Was haben die Mädels bloß angestellt?

Dass Elin vom Teufel abstammen könnte, war mir von der ersten Sekunde bewusst, aber Sarina hätte ich das niemals zugetraut. Warum haben sie die Kabine unter Wasser gesetzt und Gegenstände zerstört?

„Ich habe hiermit nichts zu tun. Wirklich nicht!", richte ich mich nach einer Weile an den Bundestrainer, der immer noch mit verschränkten Armen vor mir steht. Seinem verkniffenen Blick nach zu urteilen, schenkt er meinen Worten keinen Glauben. Ich kann ihn verstehen.

Trotzdem muss ich versuchen, meine Unschuld zu beweisen. „Ich habe nur den Kraftraum aufgeschlossen und wollte ihnen dann den Schlüssel zurückbringen, aber ich wurde aufgehalten", lüge ich. Wenn mir Sarina bei unserem Date keinen vernünftigen Grund für dieses Chaos nennen kann, kann ich sie und ihre Freundinnen immer noch verraten.

„Wer oder was hat dich denn aufgehalten, mein Lieber?", erkundigt sich der Trainer bei mir und tippt abwartend gegen seine Armbanduhr.

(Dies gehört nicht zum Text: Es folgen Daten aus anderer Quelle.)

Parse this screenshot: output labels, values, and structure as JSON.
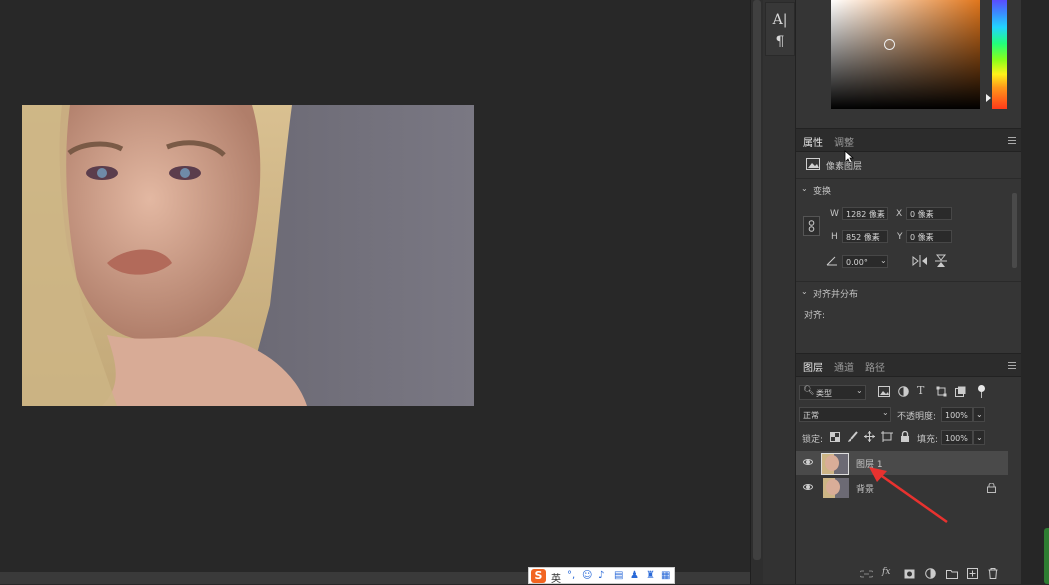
{
  "tools": {
    "text_tool": "A|",
    "paragraph_tool": "¶"
  },
  "properties_panel": {
    "tabs": [
      "属性",
      "调整"
    ],
    "layer_type": "像素图层",
    "transform_title": "变换",
    "w_label": "W",
    "w_value": "1282 像素",
    "x_label": "X",
    "x_value": "0 像素",
    "h_label": "H",
    "h_value": "852 像素",
    "y_label": "Y",
    "y_value": "0 像素",
    "angle_value": "0.00°",
    "align_title": "对齐并分布",
    "align_label": "对齐:"
  },
  "layers_panel": {
    "tabs": [
      "图层",
      "通道",
      "路径"
    ],
    "filter_kind": "类型",
    "blend_mode": "正常",
    "opacity_label": "不透明度:",
    "opacity_value": "100%",
    "lock_label": "锁定:",
    "fill_label": "填充:",
    "fill_value": "100%",
    "layers": [
      {
        "name": "图层 1",
        "selected": true
      },
      {
        "name": "背景",
        "locked": true
      }
    ],
    "footer_fx": "fx"
  },
  "ime": {
    "logo": "S",
    "lang": "英"
  },
  "colors": {
    "accent_arrow": "#e8322f",
    "panel_bg": "#353535",
    "canvas_bg": "#282828"
  }
}
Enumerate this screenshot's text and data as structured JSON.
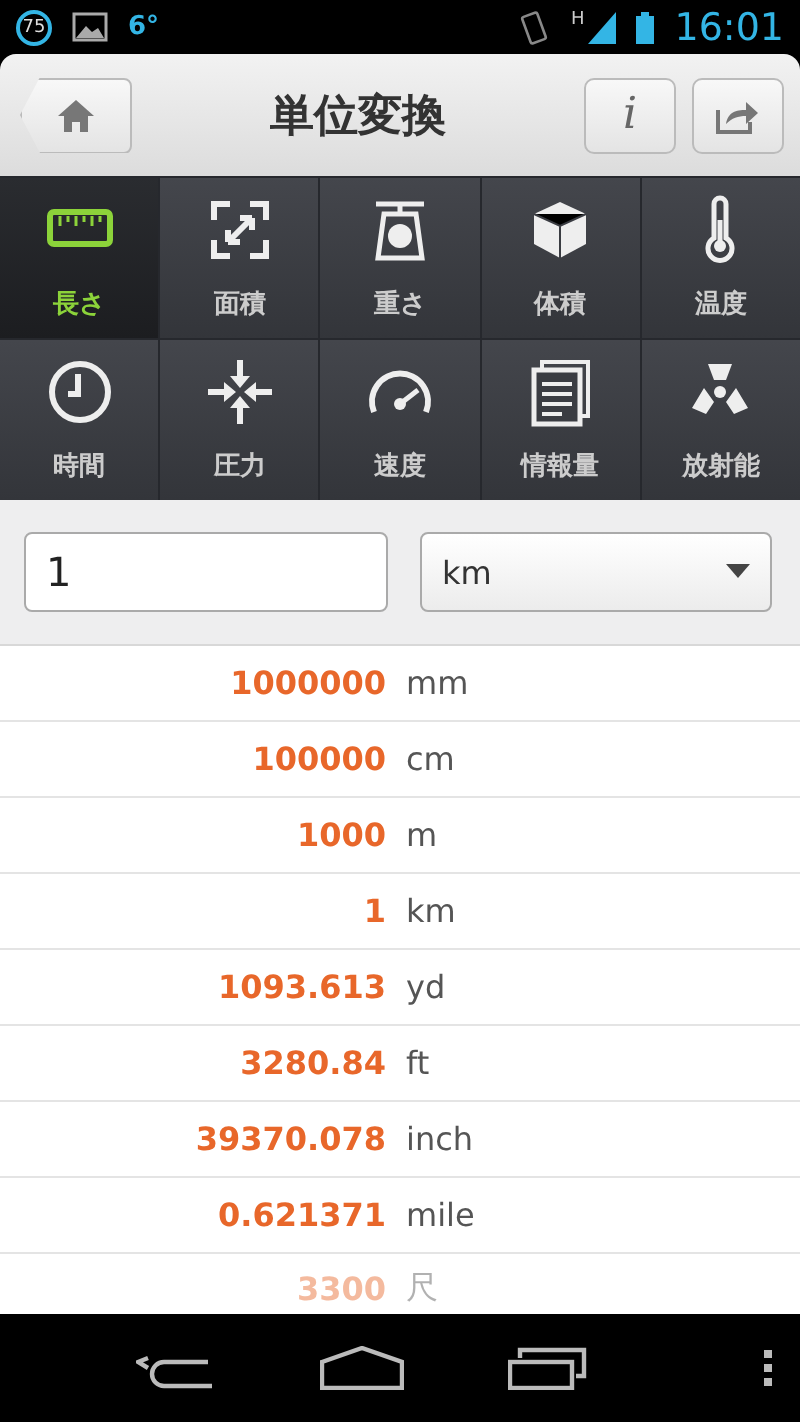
{
  "status_bar": {
    "badge": "75",
    "temperature": "6°",
    "network": "H",
    "time": "16:01"
  },
  "header": {
    "title": "単位変換",
    "info_label": "i"
  },
  "categories": [
    {
      "label": "長さ",
      "kind": "ruler",
      "selected": true
    },
    {
      "label": "面積",
      "kind": "expand",
      "selected": false
    },
    {
      "label": "重さ",
      "kind": "scale",
      "selected": false
    },
    {
      "label": "体積",
      "kind": "cube",
      "selected": false
    },
    {
      "label": "温度",
      "kind": "thermometer",
      "selected": false
    },
    {
      "label": "時間",
      "kind": "clock",
      "selected": false
    },
    {
      "label": "圧力",
      "kind": "compress",
      "selected": false
    },
    {
      "label": "速度",
      "kind": "gauge",
      "selected": false
    },
    {
      "label": "情報量",
      "kind": "document",
      "selected": false
    },
    {
      "label": "放射能",
      "kind": "radiation",
      "selected": false
    }
  ],
  "input": {
    "value": "1",
    "unit": "km"
  },
  "results": [
    {
      "value": "1000000",
      "unit": "mm"
    },
    {
      "value": "100000",
      "unit": "cm"
    },
    {
      "value": "1000",
      "unit": "m"
    },
    {
      "value": "1",
      "unit": "km"
    },
    {
      "value": "1093.613",
      "unit": "yd"
    },
    {
      "value": "3280.84",
      "unit": "ft"
    },
    {
      "value": "39370.078",
      "unit": "inch"
    },
    {
      "value": "0.621371",
      "unit": "mile"
    },
    {
      "value": "3300",
      "unit": "尺"
    }
  ]
}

Dieser Mann weiß wirklich ganz genau, wie er andere Menschen einschüchtern kann. Ich hätte zwar kein Problem damit, mich mit ihm anzulegen, aber da ich die nächsten Wochen ebenfalls auf diesem Sportplatz verbringen werde, lasse ich es lieber.

„Ich musste ein Mädchen zum Hausmeister begleiten. Sie wirkte ziemlich aufgelöst und hat nach den Schlüsseln für die Umkleidekabinen gefragt", verdrehe ich weiterhin die Wahrheit und zucke mit den Schultern. Meine Eltern haben mir beigebracht, nicht zu lügen, aber immerhin kann ich mit dieser Notlüge den Verdacht von mir weglenken.

„Stopp! Ganz langsam. Wie sah dieses Mädchen aus? Die kann sich auf etwas gefasst machen!"

„Ähm", verhaspele ich mich. „Sie hatte einen schwarzen Bob, eine pinke Strähne und blaue Augen. Sie war recht klein und etwas stämmiger, wenn sie verstehen, was ich meine." Jetzt gilt es nur noch zu hoffen, dass kein Mädchen auf diesem Sportplatz meiner erfundenen Beschreibung entspricht. Eigentlich ist das sehr unwahrscheinlich, aber man weiß ja nie.

„Okay danke", murmelt der Mann und klopft mir auf die Schulter. „Ich lasse dich trotzdem nicht aus den Augen, Junge."

Etwas eingeschüchtert nicke ich und entferne mich dann mit schnellen Schritten von der Umkleidekabine. Schöne Scheiße, in die mich Sarina und Elin reingeritten haben.